In response to the HMO incentive program, Dr. Chin said that small groups are for the first time talking about investing in electronic medical record software to improve their scores. "The incentives are changing our investment philosophy," he said. "That's a good thing."
Alliance Medical may take part in the Blue Cross PPO pilot program, depending on the program's final details. While the group is no stranger to quality indicators—it has profiled its own physicians for five years and pegs some of their yearly income to quality performance—its physicians remain wary of incentive programs run by health plans.
Many of the programs are "a moving target," Dr. Serota said, recalling the utilization incentives insurers dangled in front of medical groups in the 1990s, sending them scrambling to compete for utilization withholds. "We invested in hospitalists and utilization nurses to give health plans what they wanted," he said. While that infrastructure remains valuable to his practice, he added, some health plans no longer provide financial incentives to maintain it.
Dr. Naughton raised another concern: If the average patient changes health plans every two and a half years—a typical timeframe for California patients, he said—how reliable are performance data from any one plan anyway?
With that kind of turnover, Dr. Naughton claimed that employers should look to medical groups, not health plans, for long-term data. "We keep on treating the same patients even when they cycle through insurers," Dr. Naughton pointed out. "To me, it makes more sense to have the leadership on quality incentives reside with medical groups rather than with health plans."
While health plans all across the country have launched pay-for-performance plans, California's two new initiatives eclipse those efforts in terms of the number of physicians, patients and dollars involved. Experts point to several reasons why the potentially far-reaching initiatives are coming out of the Golden State.
For one, the state has more large, well-run medical groups than any other state, said Lawrence P. Casalino, MD, an assistant professor in the health studies department of the University of Chicago who has researched financial incentives. "These groups have the size and potential to collaborate on a new initiative," he said—and they're large enough to make the kind of infrastructure investment needed to get bonus awards.
California also has one of the nation's most progressive—and powerful—employer health care coalitions. For more than 10 years, the Pacific Business Group on Health (PBGH), which represents more than 40 purchasers who together spend $3 billion on health care a year, has used its muscle to push for performance measurement and reporting. PBGH and PacifiCare Health Systems, a large health plan, were two of the first entities in the country to compile and post medical group report cards.

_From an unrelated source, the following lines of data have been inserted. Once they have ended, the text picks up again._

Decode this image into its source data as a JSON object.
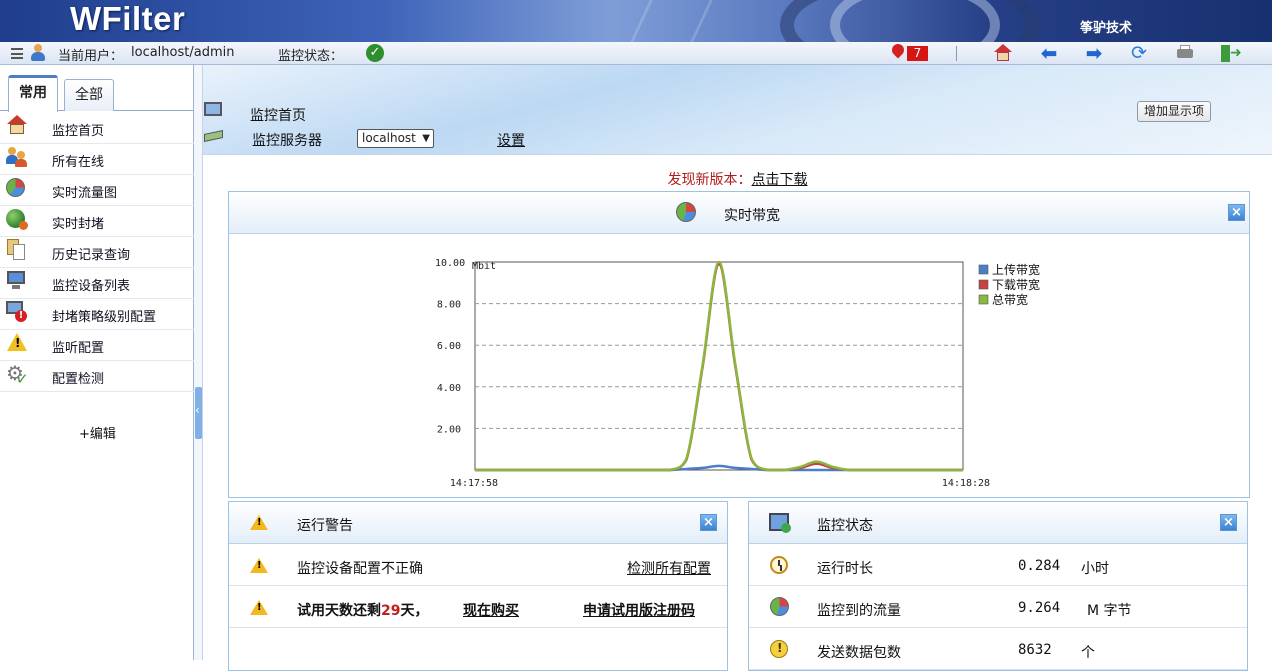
{
  "banner": {
    "logo": "WFilter",
    "company": "筝驴技术"
  },
  "toolbar": {
    "current_user_label": "当前用户：",
    "current_user": "localhost/admin",
    "monitor_status_label": "监控状态：",
    "monitor_status_icon": "check-circle-icon",
    "alert_count": "7",
    "icons": [
      "home-icon",
      "back-arrow-icon",
      "forward-arrow-icon",
      "refresh-icon",
      "print-icon",
      "logout-icon"
    ]
  },
  "sidebar": {
    "tabs": [
      {
        "label": "常用",
        "active": true
      },
      {
        "label": "全部",
        "active": false
      }
    ],
    "items": [
      {
        "label": "监控首页",
        "icon": "home-icon"
      },
      {
        "label": "所有在线",
        "icon": "users-icon"
      },
      {
        "label": "实时流量图",
        "icon": "pie-chart-icon"
      },
      {
        "label": "实时封堵",
        "icon": "globe-block-icon"
      },
      {
        "label": "历史记录查询",
        "icon": "documents-icon"
      },
      {
        "label": "监控设备列表",
        "icon": "monitor-icon"
      },
      {
        "label": "封堵策略级别配置",
        "icon": "monitor-block-icon"
      },
      {
        "label": "监听配置",
        "icon": "warning-icon"
      },
      {
        "label": "配置检测",
        "icon": "gear-check-icon"
      }
    ],
    "edit_label": "+编辑"
  },
  "main": {
    "page_title": "监控首页",
    "add_display_button": "增加显示项",
    "server_label": "监控服务器",
    "server_selected": "localhost",
    "settings_link": "设置",
    "notice_text": "发现新版本：",
    "notice_link": "点击下载"
  },
  "bandwidth_panel": {
    "title": "实时带宽"
  },
  "chart_data": {
    "type": "line",
    "title": "",
    "unit": "Mbit",
    "ylim": [
      0,
      10
    ],
    "y_ticks": [
      "10.00",
      "8.00",
      "6.00",
      "4.00",
      "2.00"
    ],
    "x_start_label": "14:17:58",
    "x_end_label": "14:18:28",
    "x": [
      0,
      1,
      2,
      3,
      4,
      5,
      6,
      7,
      8,
      9,
      10,
      11,
      12,
      13,
      14,
      15,
      16,
      17,
      18,
      19,
      20,
      21,
      22,
      23,
      24,
      25,
      26,
      27,
      28,
      29,
      30
    ],
    "series": [
      {
        "name": "上传带宽",
        "color": "#4a7fc8",
        "values": [
          0,
          0,
          0,
          0,
          0,
          0,
          0,
          0,
          0,
          0,
          0,
          0,
          0,
          0.05,
          0.1,
          0.2,
          0.1,
          0.05,
          0,
          0,
          0,
          0,
          0,
          0,
          0,
          0,
          0,
          0,
          0,
          0,
          0
        ]
      },
      {
        "name": "下载带宽",
        "color": "#c84040",
        "values": [
          0,
          0,
          0,
          0,
          0,
          0,
          0,
          0,
          0,
          0,
          0,
          0,
          0,
          0.5,
          5.0,
          9.9,
          5.0,
          0.5,
          0,
          0,
          0.1,
          0.3,
          0.1,
          0,
          0,
          0,
          0,
          0,
          0,
          0,
          0
        ]
      },
      {
        "name": "总带宽",
        "color": "#8ab83e",
        "values": [
          0,
          0,
          0,
          0,
          0,
          0,
          0,
          0,
          0,
          0,
          0,
          0,
          0,
          0.55,
          5.1,
          10.0,
          5.1,
          0.55,
          0,
          0,
          0.15,
          0.4,
          0.15,
          0,
          0,
          0,
          0,
          0,
          0,
          0,
          0
        ]
      }
    ],
    "grid": true,
    "legend": "right"
  },
  "warnings_panel": {
    "title": "运行警告",
    "rows": [
      {
        "text": "监控设备配置不正确",
        "link": "检测所有配置"
      },
      {
        "text_prefix": "试用天数还剩",
        "days": "29",
        "text_suffix": "天，",
        "buy_link": "现在购买",
        "register_link": "申请试用版注册码"
      }
    ]
  },
  "status_panel": {
    "title": "监控状态",
    "rows": [
      {
        "label": "运行时长",
        "value": "0.284",
        "unit": "小时"
      },
      {
        "label": "监控到的流量",
        "value": "9.264",
        "unit": "M 字节"
      },
      {
        "label": "发送数据包数",
        "value": "8632",
        "unit": "个"
      }
    ]
  }
}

David S. Hopkins, PhD, PBGH's director of quality measurement and improvement, said that employers used to think that practice report cards would reward groups. The groups with the best scores, the thinking went, would attract more patients, thereby boosting their revenue and profit.
Lately, though, that thinking has changed. "More patients isn't the whole answer," he said. "Groups that perform well deserve and need to be paid more."
An even more basic motive led six of the state's largest HMO plans, with input from large medical groups in the state, to band together to create a pay-for-performance incentive plan: competition.
Kaiser Permanente California, which has more than 6 million members in the state, has rebounded from heavy financial losses, boosted enrollment, invested more than $1 billion in information technology and generally wowed employers with disease management and preventive screening figures.
The whole idea driving the HMOs to cooperate was "to strengthen the non-Kaiser model," said Steve McDermott, chief executive officer of Hill Physicians Medical Group Inc., a large independent provider association based in San Ramon and a member of the consortium that helped design the HMO initiative. "Otherwise, Kaiser was just going to keep pulling farther ahead."